La Tour-Grise, quartier du Languedoc, rappelle (sentier sans issue) la lignée de ces « pavillons de vignes » dont Lausanne, à une certaine époque, n’était pas dépourvue. La « Casquette du Diable » avec sa toiture caractéristique, régnait sur les vignobles de l’avenue Dapples. Et l’armée des ceps qui couraient, jadis, de la région de l’Hôtel Mirabeau (avenue de la Gare) jusqu’aux abords du chemin de Longeraie encore veuf de son église grecque, de la Synagogue et de bien d’autres édifices, constituent le clos (avec pavillons) de la « Guinandière » du nom de leurs propriétaires les « Guinand », une fraction de cette estimable famille ayant fait souche, désormais, à Caracas (Venezuela).

 

Passons au quartier des Toises (nord-ouest de l’avenue de Rumine), un temps (bien lointain) riche en prairies et bosquets, puis modestement bâti avant de sacrifier, avec volupté, aux rites du gigantisme architectural. Il y avait là une bonne vieille demeure (disparue) doublée d’une Rosière elle-même condamnée. Mais le chemin des trois-Rois (qui court d’Etraz à Rumine) commémore l’exil (à la Rosière) de trois des frères de Napoléon Ier : Louis, ex-roi de Hollande, Joseph, ex-roi d’Espagne, Jérôme, ex-roi de Westphalie ; ils eurent, dans ce lieu bocager, l’amer loisir de méditer sur l’instabilité des choses humaines. Les Toises ? De « Teise », pré coupant une pente.

Les trois rois

Les trois rois

Au sud de l’avenue de Rumine, vers l’est, un chemin descend en pente rapide pour conduire (voûte sous la voie ferrée Lausanne-Berne) dans les parages limitrophes de « Pierre-à-Portay ». Ce raidillon, aujourd’hui carrossable, perpétue le souvenir de la ferme du Trabandan (munie d’un pressoir à Bandan ou Bender). Avec un peu de chance, vous pourriez rencontrer, en ce lieu complètement transformé, l’ombre de Chateaubriand. En effet, lors de son premier séjour à Lausanne (1826), l’écrivain-diplomate avait choisi la rive alors silencieuse de la Vuachère pour y venir philosopher…

 

Le ruisseau-frontière entre Lausanne et Pully ne porta pas, dans les vieux temps, le nom sous lequel put le connaître « le vicomte René ». Il se nommait Nant ou Nantou. La magnifique propriété que feu Edouard Sandoz céda, pour un prix très modeste, au service lausannois des parcs, le Denantou, doit son nom à cette mince rivière, au gré des orages, parfois, très gonflée.

 

Nous l’avons vu : une foule de ces prétendus chemins ne sont plus, de nos jours, que des garages à ciel ouvert, assez exigus souvent pour engager les automobilistes à placer leurs « chars » mi-partie sur le trottoir, mi-partie sur la chaussée. Les zones bleues ne tiennent pas encore, c’est le cas de l’écrire, le haut du pavé. Quant au piéton, quantité négligeable, qu’il se débrouille. Opération difficile dans un pays romand dont feu Marc Monnier [bis] assurait que le péché permanent consistait, justement, à ne se point débrouiller.

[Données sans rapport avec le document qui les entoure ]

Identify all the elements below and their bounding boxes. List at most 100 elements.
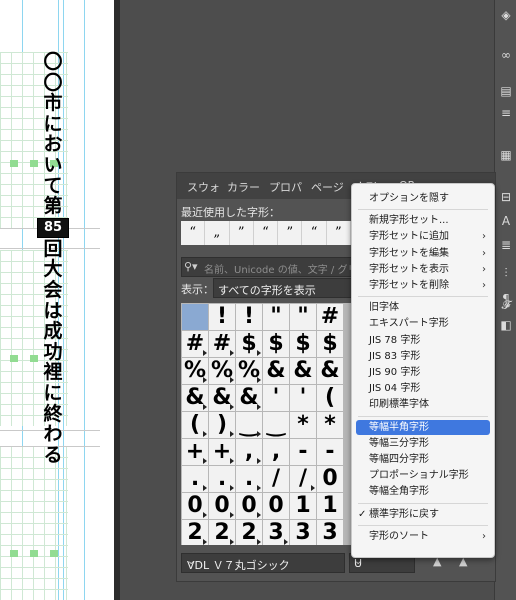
- glyph-cell[interactable]: 0: [182, 493, 208, 519]
- menu-item[interactable]: 字形セットを削除 ›: [356, 278, 490, 293]
- menu-item[interactable]: 印刷標準字体: [356, 397, 490, 412]
- glyph-grid[interactable]: !! " " # # # $ $ $ $%%% & & & & & & ' '(() ‿ ‿ * * + +,, - -... / /…: [181, 303, 353, 545]
- glyph-cell[interactable]: 0: [263, 493, 289, 519]
- menu-item[interactable]: 標準字形に戻す ✓: [356, 507, 490, 522]
- glyph-cell[interactable]: -: [317, 439, 343, 465]
- menu-item[interactable]: 等幅半角字形: [356, 419, 490, 435]
- glyph-cell[interactable]: ': [290, 385, 316, 411]
- vertical-text-frame[interactable]: 〇〇市において第 85 回大会は成功裡に終わる: [37, 52, 69, 465]
- glyph-cell[interactable]: /: [263, 466, 289, 492]
- glyph-cell[interactable]: ‿: [263, 412, 289, 438]
- glyphs-icon[interactable]: 𝓕: [499, 298, 513, 312]
- glyph-cell[interactable]: [182, 304, 208, 330]
- glyph-cell[interactable]: 2: [209, 520, 235, 545]
- glyph-cell[interactable]: 0: [209, 493, 235, 519]
- glyph-cell[interactable]: &: [209, 385, 235, 411]
- glyph-cell[interactable]: .: [236, 466, 262, 492]
- glyph-cell[interactable]: +: [182, 439, 208, 465]
- glyph-cell[interactable]: &: [236, 385, 262, 411]
- layers-icon[interactable]: ◈: [499, 8, 513, 22]
- glyph-cell[interactable]: #: [182, 331, 208, 357]
- glyph-cell[interactable]: ,: [236, 439, 262, 465]
- glyph-cell[interactable]: %: [182, 358, 208, 384]
- menu-item[interactable]: オプションを隠す: [356, 191, 490, 206]
- menu-item[interactable]: 字形セットに追加 ›: [356, 229, 490, 244]
- glyph-search-field[interactable]: ⚲▾ 名前、Unicode の値、文字 / グリフ ID: [181, 257, 381, 277]
- glyph-cell[interactable]: ": [263, 304, 289, 330]
- recent-glyph[interactable]: “: [181, 221, 206, 245]
- recent-glyph[interactable]: “: [302, 221, 327, 245]
- glyph-cell[interactable]: .: [209, 466, 235, 492]
- swatches-icon[interactable]: ▦: [499, 148, 513, 162]
- glyph-cell[interactable]: ): [209, 412, 235, 438]
- menu-item[interactable]: JIS 04 字形: [356, 381, 490, 396]
- glyph-cell[interactable]: 3: [263, 520, 289, 545]
- text-wrap-icon[interactable]: ≣: [499, 238, 513, 252]
- document-page[interactable]: 〇〇市において第 85 回大会は成功裡に終わる: [0, 0, 114, 600]
- glyph-cell[interactable]: ": [290, 304, 316, 330]
- stroke-icon[interactable]: ≡: [499, 106, 513, 120]
- glyph-cell[interactable]: &: [182, 385, 208, 411]
- menu-item[interactable]: 字形のソート ›: [356, 529, 490, 544]
- glyph-cell[interactable]: 1: [317, 493, 343, 519]
- glyph-cell[interactable]: #: [209, 331, 235, 357]
- glyph-cell[interactable]: .: [182, 466, 208, 492]
- recent-glyph[interactable]: “: [254, 221, 279, 245]
- glyph-cell[interactable]: #: [317, 304, 343, 330]
- glyph-cell[interactable]: $: [263, 331, 289, 357]
- glyph-cell[interactable]: 0: [317, 466, 343, 492]
- recent-glyph[interactable]: „: [205, 221, 230, 245]
- show-dropdown[interactable]: すべての字形を表示: [213, 278, 355, 298]
- glyph-cell[interactable]: 3: [290, 520, 316, 545]
- glyph-cell[interactable]: &: [263, 358, 289, 384]
- glyph-cell[interactable]: +: [209, 439, 235, 465]
- menu-item[interactable]: JIS 78 字形: [356, 333, 490, 348]
- effects-icon[interactable]: ⫶: [499, 266, 513, 280]
- glyph-cell[interactable]: ': [263, 385, 289, 411]
- menu-item[interactable]: 字形セットを編集 ›: [356, 246, 490, 261]
- font-family-dropdown[interactable]: VDL Ｖ７丸ゴシック ⌄: [181, 553, 345, 573]
- glyph-cell[interactable]: !: [209, 304, 235, 330]
- glyph-cell[interactable]: 2: [236, 520, 262, 545]
- menu-item[interactable]: 等幅三分字形: [356, 436, 490, 451]
- search-icon[interactable]: ⚲▾: [184, 260, 200, 274]
- character-styles-icon[interactable]: A: [499, 214, 513, 228]
- glyph-cell[interactable]: $: [290, 331, 316, 357]
- glyph-cell[interactable]: $: [236, 331, 262, 357]
- glyph-cell[interactable]: -: [290, 439, 316, 465]
- glyph-cell[interactable]: *: [290, 412, 316, 438]
- glyph-cell[interactable]: !: [236, 304, 262, 330]
- tab-4[interactable]: ページ: [311, 179, 344, 195]
- recent-glyph[interactable]: ”: [327, 221, 351, 245]
- tab-3[interactable]: プロパ: [269, 179, 302, 195]
- glyph-cell[interactable]: 2: [182, 520, 208, 545]
- align-icon[interactable]: ⊟: [499, 190, 513, 204]
- recent-glyph[interactable]: ”: [278, 221, 303, 245]
- menu-item[interactable]: JIS 90 字形: [356, 365, 490, 380]
- glyph-cell[interactable]: (: [317, 385, 343, 411]
- menu-item[interactable]: エキスパート字形: [356, 316, 490, 331]
- menu-item[interactable]: 等幅全角字形: [356, 484, 490, 499]
- glyph-cell[interactable]: *: [317, 412, 343, 438]
- glyph-cell[interactable]: $: [317, 331, 343, 357]
- glyph-cell[interactable]: 0: [236, 493, 262, 519]
- menu-item[interactable]: 等幅四分字形: [356, 452, 490, 467]
- recent-glyph[interactable]: ”: [230, 221, 254, 245]
- glyph-cell[interactable]: ‿: [236, 412, 262, 438]
- menu-item[interactable]: プロポーショナル字形: [356, 468, 490, 483]
- glyph-cell[interactable]: &: [317, 358, 343, 384]
- links-icon[interactable]: ∞: [499, 48, 513, 62]
- glyph-cell[interactable]: &: [290, 358, 316, 384]
- pages-icon[interactable]: ▤: [499, 84, 513, 98]
- object-styles-icon[interactable]: ◧: [499, 318, 513, 332]
- menu-item[interactable]: 字形セットを表示 ›: [356, 262, 490, 277]
- tab-2[interactable]: カラー: [227, 179, 260, 195]
- glyph-cell[interactable]: %: [209, 358, 235, 384]
- menu-item[interactable]: 新規字形セット...: [356, 213, 490, 228]
- menu-item[interactable]: 旧字体: [356, 300, 490, 315]
- menu-item[interactable]: JIS 83 字形: [356, 349, 490, 364]
- tab-1[interactable]: スウォ: [187, 179, 220, 195]
- glyph-cell[interactable]: 1: [290, 493, 316, 519]
- glyph-cell[interactable]: 3: [317, 520, 343, 545]
- glyph-cell[interactable]: /: [290, 466, 316, 492]
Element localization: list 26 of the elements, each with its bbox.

La place Saint-Laurent en 1859, avant l’ouverture de la rue Haldimand.

La place Saint-Laurent en 1859, avant l’ouverture de la rue Haldimand.

Si, dans leur majorité, ces chemins ne sont ainsi que des pistes à voitures, il s’en trouve d’assez romanesques – au moins par leur nom – pour éveiller l’espoir au cœur des naturistes : chemins des Pinsons, des Fleurettes, des Mésanges, des Retraites, de Belle-Source, D’Entre-bois.

 

Ceux-là – jusques à quand ? – ménagent au promeneur quelques surprises agréables. D’autres ne s’adressent qu’à l’historien en coquetterie avec le Lausanne bonhomme d’autrefois.

 

Le Closelet ? Une rue passante, avec deux garages en lieu et place du frais domaine de naguère. Par bonheur, un petit jardin public aménagé là fait oublier les rauquements des ateliers de réparation pour mécaniques. [Le jardin public existe toujours]

 

Il n’y a pas beaucoup d’années, l’avenue de Montchoisi était dans les limbes. Un indolent chemin serpentait entre des demeures simplettes sur leur butte. Il passait au nord d’un home russe, dissimulé dans un bouquet d’arbres bleuâtres. On longeait plus loin les villas à jardins de Passerose – pâté actuel d’immeubles – dont une seule au nord, Jurigoz, résiste aux appels des bulldozers. Au bas de l’avenue de Jerigoz, le chemin musard montant et descendant rejoignait l’ébauche de l’avenue Ramuz, s’arrêtant pile, pour sa part, devant l’éminence verte et la maison de maîtres de « Montchoisi ». Rasé, ce bien des de Cerjat porte les maisons locatives des Allinges et de Montolivet.

 

Entre les avenues de « Rumine » et de « Florimont », le chemin de Lucinge ravive le souvenir d’une famille noble (et éteinte), d’origine française. Cette voie a perdu la maison qui la baptisa mais la société d’art public (Heimatschutz) a contribué au maintien, entre les blocs habitables, d’une providentielle « zone verte ».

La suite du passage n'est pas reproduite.